EXHIBIT 8.2


         OPINION OF MILLER, CANFIELD, PADDOCK AND STONE, P.L.C., WITH
              RESPECT TO MATERIAL STATE OF MICHIGAN TAX MATTERS.




                  MILLER, CANFIELD, PADDOCK AND STONE, P.L.C
                        150 West Jefferson, Suite 2500
                            Detroit, Michigan 48226


                                                           October 18, 2001


Consumers Energy Company
212 West Michigan Avenue, Suite M-1029
Jackson, MI 49201

                  Re:      Consumers Funding LLC Securitization Bonds

Ladies and Gentlemen:

         We have acted as special Michigan State tax counsel to Consumers
Funding LLC a Delaware limited liability company (the "Company"), in
connection with the Registration Statement, No. 333-47938, as amended to the
date hereof, filed on form S-3 (the "Registration Statement") with the
Securities and Exchange Commission in connection with the registration under
the Securities Act of 1933, as amended, of Securitization Bonds of the Company
to be offered from time to time as described in the prospectus (the
"Prospectus") included as part of the Registration Statement. Capitalized
terms used in this letter and not defined herein have the meanings given to
such terms in the Prospectus.

The opinion expressed below is based on the following assumptions:

         (a)      the Registration Statement will become effective;

         (b)      the proposed transactions are consummated as contemplated in
                  the Registration Statement;

         (c)      prior to the issuance of any Series or Class of
                  Securitization Bonds:

                  i.       all necessary orders, approvals and authorizations
                           for the Company's purchase from time to time of
                           Securitization Property from Consumers, in exchange
                           for the net proceeds of Securitization Bonds will
                           have been obtained by the Company;

                  ii.      the Amended and Restated Certificate of Formation
                           and the Amended and Restated Limited Liability
                           Company Agreement of the Company will have been
                           executed and delivered by an authorized
                           representative of Consumers Energy Company
                           ("Consumers") as sole member of the Company;

                  iii.     the Indenture will have been executed and delivered
                           by the Company's authorized representative and by
                           the trustee named therein;

                  iv.      the maturity dates, the bond rates, the redemption
                           provisions and the other terms of the
                           Securitization Bonds being offered will be fixed in
                           accordance with the terms of the Indenture;

                  v.       the Sale Agreement between the Company and
                           Consumers, as Seller, will have been executed and
                           delivered;

                  iv.      the Servicing Agreement between the Company and
                           Consumers, as Servicer, will have been executed and
                           delivered; and

                  vii.     the Underwriting Agreement among the Company and
                           the underwriters of the Securitization Bonds (the
                           "Underwriting Agreement") will have been executed
                           and delivered.

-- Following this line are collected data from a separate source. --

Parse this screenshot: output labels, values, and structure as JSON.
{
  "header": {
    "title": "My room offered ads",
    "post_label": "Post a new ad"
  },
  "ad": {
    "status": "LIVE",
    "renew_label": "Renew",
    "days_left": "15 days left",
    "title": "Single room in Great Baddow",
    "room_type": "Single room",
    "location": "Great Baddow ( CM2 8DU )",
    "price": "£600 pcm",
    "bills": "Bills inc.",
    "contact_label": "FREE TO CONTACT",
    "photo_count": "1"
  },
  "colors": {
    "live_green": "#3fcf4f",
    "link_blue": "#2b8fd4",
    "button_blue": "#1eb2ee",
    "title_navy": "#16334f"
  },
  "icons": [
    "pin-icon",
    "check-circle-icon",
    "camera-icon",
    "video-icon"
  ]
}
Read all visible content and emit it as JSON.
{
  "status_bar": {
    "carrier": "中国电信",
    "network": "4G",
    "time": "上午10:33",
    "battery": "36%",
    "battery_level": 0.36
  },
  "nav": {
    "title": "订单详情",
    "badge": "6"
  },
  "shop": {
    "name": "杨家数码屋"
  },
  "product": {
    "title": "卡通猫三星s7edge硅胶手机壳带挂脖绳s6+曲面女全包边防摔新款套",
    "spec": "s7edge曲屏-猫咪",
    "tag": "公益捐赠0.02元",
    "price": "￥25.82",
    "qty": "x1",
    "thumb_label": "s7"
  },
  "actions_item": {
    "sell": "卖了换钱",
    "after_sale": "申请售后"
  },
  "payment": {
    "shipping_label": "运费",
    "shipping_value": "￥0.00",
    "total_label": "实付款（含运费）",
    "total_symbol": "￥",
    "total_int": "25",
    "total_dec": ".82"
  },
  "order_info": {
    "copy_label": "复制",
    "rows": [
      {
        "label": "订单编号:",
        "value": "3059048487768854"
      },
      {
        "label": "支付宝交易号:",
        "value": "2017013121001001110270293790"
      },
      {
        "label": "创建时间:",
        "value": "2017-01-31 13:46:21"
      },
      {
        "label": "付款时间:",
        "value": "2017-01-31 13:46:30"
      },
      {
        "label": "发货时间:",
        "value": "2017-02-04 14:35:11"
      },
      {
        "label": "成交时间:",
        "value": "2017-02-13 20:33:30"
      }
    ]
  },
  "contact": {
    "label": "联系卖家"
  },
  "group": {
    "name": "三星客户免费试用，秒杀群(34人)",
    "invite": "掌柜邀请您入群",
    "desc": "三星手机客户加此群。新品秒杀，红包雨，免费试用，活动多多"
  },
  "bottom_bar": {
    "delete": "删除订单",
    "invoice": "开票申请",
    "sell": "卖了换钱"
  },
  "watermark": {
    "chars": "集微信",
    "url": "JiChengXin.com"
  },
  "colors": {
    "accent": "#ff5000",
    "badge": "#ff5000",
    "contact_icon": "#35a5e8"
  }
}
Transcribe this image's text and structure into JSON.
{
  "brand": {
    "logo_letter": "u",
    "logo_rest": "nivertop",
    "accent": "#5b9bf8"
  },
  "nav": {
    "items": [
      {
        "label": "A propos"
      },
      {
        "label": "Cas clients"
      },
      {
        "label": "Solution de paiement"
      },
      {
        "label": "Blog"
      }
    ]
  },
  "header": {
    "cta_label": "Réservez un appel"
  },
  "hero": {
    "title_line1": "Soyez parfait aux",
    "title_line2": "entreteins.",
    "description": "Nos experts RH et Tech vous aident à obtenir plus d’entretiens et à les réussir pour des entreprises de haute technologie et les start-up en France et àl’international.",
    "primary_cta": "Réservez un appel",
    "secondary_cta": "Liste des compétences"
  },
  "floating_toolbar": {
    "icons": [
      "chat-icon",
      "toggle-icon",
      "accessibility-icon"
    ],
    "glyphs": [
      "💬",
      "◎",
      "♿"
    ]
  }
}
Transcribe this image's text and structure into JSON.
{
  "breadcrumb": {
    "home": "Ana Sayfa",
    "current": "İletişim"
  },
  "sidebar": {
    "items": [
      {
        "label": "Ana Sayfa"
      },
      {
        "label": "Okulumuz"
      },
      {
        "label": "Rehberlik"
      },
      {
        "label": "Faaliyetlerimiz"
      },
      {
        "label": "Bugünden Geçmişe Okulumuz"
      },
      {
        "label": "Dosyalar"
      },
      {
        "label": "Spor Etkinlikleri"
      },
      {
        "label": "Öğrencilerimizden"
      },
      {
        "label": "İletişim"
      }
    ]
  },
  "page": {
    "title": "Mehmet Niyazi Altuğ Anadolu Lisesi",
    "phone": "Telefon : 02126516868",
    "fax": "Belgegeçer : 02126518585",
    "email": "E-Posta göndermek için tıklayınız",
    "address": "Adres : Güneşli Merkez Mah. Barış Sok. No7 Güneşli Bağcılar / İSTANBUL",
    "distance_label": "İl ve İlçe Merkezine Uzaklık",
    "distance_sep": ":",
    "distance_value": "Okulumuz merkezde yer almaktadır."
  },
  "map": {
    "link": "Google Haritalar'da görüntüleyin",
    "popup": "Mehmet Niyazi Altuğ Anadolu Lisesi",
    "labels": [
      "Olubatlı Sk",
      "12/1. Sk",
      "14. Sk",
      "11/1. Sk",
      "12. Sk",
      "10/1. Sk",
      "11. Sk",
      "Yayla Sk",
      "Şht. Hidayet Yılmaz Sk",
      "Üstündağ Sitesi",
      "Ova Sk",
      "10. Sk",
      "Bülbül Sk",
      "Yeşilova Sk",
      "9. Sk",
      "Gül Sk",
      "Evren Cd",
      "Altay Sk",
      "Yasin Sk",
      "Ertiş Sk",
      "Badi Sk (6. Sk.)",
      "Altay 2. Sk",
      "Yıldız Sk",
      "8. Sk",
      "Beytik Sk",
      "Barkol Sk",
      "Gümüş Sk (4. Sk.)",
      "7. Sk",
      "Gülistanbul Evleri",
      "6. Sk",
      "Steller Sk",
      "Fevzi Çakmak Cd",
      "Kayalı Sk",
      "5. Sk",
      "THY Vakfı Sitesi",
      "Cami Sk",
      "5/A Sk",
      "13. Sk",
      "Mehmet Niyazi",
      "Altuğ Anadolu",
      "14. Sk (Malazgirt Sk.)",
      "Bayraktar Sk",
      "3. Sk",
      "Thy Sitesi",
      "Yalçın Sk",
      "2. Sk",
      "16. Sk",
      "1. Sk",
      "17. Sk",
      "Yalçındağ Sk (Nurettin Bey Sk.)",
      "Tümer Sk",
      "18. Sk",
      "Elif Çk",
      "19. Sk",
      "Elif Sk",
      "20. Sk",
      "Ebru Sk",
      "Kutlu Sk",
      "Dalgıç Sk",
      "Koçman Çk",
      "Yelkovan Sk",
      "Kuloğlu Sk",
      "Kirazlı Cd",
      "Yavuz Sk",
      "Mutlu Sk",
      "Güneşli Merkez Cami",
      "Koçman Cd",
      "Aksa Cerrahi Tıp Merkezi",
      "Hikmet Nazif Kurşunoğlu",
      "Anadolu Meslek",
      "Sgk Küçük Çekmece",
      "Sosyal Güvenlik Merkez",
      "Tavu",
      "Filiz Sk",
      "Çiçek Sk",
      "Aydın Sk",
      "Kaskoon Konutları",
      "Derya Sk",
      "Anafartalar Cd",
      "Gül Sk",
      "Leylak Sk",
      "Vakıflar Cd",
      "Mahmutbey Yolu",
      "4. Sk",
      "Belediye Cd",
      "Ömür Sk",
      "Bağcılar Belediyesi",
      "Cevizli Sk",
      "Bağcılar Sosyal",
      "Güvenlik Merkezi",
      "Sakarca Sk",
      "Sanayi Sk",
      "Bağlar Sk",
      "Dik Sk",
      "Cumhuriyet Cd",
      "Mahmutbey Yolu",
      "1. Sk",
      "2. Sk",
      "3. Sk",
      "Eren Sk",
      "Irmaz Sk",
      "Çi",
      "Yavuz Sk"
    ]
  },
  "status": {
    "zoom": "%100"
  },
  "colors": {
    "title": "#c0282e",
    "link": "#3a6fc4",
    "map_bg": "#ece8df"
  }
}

         (d)      the Indenture will be qualified in accordance with the
                  provisions of the Trust Indenture Act of 1939, as amended.

         In rendering our opinion, we have relied on the private letter ruling
addressed to Consumers with respect to the issuance of the Securitization
Bonds issued by the Internal Revenue Service dated November 15, 2000.

         Members of our firm are admitted to practice in the State of
Michigan, and we do not express any opinion as to the laws of any other
jurisdiction.

         Subject to the qualifications and assumptions set forth therein, we
hereby adopt and confirm to you our opinions as set forth under the headings
"Payments of Interest and Principal - Material Income Tax Considerations" and
"Material Income Tax Consequences for the Securitization Bonds - Material
State of Michigan Tax Consequences" in the Prospectus. We disclaim, however,
any undertaking to advise you of any subsequent changes of the facts stated or
assumed herein or any subsequent changes in applicable law or interpretations
thereof. The statutory provisions, regulations and interpretations upon which
our opinion is based are subject to changes, and such changes could apply
retroactively. In addition, there can be no assurance that positions contrary
to those stated in our opinion may not be taken by the State of Michigan. We
also note that the Prospectus and the Underwriting Agreement do not relate to
a specific transaction. Accordingly, the above-referenced description of
material Michigan tax consequences may, under certain circumstances, require
modification in the context of an actual transaction.

         We consent to the filing of this opinion as an exhibit to the
Registration Statement and references to this firm under the headings
"Payments of Interest and Principal - Material Income Tax Consideration" and
"Material Income Tax Consequences for the Securitization Bonds - Material
State of Michigan Tax Consequences" in the Prospectus.



                             Very truly yours,


                             /s/ MILLER, CANFIELD, PADDOCK AND STONE, P.L.C.